Israeli scholar and law professor Mordechai Kedar, who made headlines recently for his comments about rape as a way to combat Hamas terrorism, says that the backlash to this controversy has done little, if anything, to affect his academic speaking tour through North American university campuses, which is scheduled for this upcoming winter.

Last month, just after the bodies of the three kidnapped Israeli soldiers were found, Kedar, a senior lecturer at Israel’s Bar Ilan University’s Department of Arabic, told Israeli radio program “Hakol Diburim” (“It’s All Talk”) that “the only thing that can deter terrorists, like those who kidnapped the children and killed them, is the knowledge that their sister or their mother will be raped.” He added, “that’s the culture in which we live.”

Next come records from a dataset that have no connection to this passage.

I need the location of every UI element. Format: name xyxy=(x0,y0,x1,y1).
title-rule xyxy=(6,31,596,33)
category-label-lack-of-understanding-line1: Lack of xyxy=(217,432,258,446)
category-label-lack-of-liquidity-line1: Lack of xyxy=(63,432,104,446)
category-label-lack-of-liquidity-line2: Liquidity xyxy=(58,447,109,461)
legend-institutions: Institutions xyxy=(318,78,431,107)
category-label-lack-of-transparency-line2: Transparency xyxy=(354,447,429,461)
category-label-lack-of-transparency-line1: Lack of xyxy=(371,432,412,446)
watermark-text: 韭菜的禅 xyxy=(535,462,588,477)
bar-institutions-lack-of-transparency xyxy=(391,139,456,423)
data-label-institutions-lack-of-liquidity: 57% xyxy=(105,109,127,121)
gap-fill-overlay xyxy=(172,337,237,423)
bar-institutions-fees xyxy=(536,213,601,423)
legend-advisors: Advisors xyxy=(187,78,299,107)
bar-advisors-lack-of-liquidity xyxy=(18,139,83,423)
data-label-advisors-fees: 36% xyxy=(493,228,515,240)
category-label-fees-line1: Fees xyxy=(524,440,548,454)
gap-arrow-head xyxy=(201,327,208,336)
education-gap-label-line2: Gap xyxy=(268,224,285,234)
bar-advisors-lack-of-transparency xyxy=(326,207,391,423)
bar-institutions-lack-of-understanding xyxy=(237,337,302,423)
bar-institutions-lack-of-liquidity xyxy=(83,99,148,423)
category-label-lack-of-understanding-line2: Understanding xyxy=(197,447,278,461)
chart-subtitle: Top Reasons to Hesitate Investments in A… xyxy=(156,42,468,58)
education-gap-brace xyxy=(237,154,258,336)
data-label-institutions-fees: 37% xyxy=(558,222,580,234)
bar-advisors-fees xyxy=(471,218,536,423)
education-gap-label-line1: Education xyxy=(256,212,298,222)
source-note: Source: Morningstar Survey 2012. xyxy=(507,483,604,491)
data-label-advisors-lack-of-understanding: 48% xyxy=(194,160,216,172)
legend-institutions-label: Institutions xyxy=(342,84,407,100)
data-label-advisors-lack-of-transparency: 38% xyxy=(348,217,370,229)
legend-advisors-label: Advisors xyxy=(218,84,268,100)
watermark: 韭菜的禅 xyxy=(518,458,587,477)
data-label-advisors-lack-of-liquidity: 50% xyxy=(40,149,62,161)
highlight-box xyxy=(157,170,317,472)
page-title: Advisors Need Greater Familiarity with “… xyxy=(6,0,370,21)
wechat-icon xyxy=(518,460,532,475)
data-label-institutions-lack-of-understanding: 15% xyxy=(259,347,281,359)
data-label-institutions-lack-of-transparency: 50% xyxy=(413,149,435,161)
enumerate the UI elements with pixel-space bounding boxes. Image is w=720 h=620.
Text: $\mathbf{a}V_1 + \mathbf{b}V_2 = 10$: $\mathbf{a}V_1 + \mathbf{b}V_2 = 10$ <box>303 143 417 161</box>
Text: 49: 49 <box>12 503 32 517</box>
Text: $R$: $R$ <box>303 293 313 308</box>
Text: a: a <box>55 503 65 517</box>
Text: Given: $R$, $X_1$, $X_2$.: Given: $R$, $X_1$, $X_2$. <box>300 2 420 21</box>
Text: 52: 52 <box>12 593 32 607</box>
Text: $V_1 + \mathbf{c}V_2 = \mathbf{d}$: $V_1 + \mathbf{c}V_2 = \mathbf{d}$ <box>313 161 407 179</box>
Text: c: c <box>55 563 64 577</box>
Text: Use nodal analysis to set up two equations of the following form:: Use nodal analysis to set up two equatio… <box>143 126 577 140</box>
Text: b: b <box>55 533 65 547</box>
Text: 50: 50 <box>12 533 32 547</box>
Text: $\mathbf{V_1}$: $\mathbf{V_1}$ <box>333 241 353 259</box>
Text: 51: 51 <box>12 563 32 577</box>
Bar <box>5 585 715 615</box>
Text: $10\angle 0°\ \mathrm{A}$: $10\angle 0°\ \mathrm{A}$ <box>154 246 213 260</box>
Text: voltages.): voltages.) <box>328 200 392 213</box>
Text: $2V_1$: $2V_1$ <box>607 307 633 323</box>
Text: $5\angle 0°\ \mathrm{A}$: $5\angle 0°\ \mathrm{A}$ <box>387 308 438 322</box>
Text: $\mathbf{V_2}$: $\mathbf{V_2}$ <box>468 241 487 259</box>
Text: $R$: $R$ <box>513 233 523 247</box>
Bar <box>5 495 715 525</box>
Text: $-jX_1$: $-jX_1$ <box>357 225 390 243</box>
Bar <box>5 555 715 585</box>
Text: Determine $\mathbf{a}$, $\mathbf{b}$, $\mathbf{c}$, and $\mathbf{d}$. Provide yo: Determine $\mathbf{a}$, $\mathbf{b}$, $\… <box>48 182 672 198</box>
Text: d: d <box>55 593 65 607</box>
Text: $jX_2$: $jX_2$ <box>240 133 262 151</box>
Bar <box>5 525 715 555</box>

As one of Israel’s leading academics on the Arab world, his comments caused waves, and were immediately denounced both in Israel and abroad. Kedar and the university insisted that he was not advocating military rape, rather he was just painting a picture of the reality on the ground.

On Friday, Kedar said in an interview that the media frenzy around his comments have only raised his profile and increased interest in having him speak during his planned six week tour of North America in January and February 2015. No institution has canceled any of his planned appearances thus far, he said. In fact, he added, “at least two or three places invited me only because of this witch hunt.” Although many colleges and campus organizations have not yet booked speakers for the coming academic year, Kedar said so far he has been asked to appear at academic events in Ann Arbor, Mich., and in Sarasota, Fla., and to give a talk sponsored by Ohio State University.

He maintains that what are being called his “anti-feminist” comments were oversimplified and taken out of context.

In an op-ed published in Israel National News late last month, Kedar described himself as “an avowed feminist” who is “absolutely opposed to any type of violence towards women.” In the piece, he proceeds to qualify his provocative comments by explaining Arab culture, “tribal life,” he calls it, and adding plainly that “in the Middle East, rape is a weapon of war.” He did not, he says, advocate rape.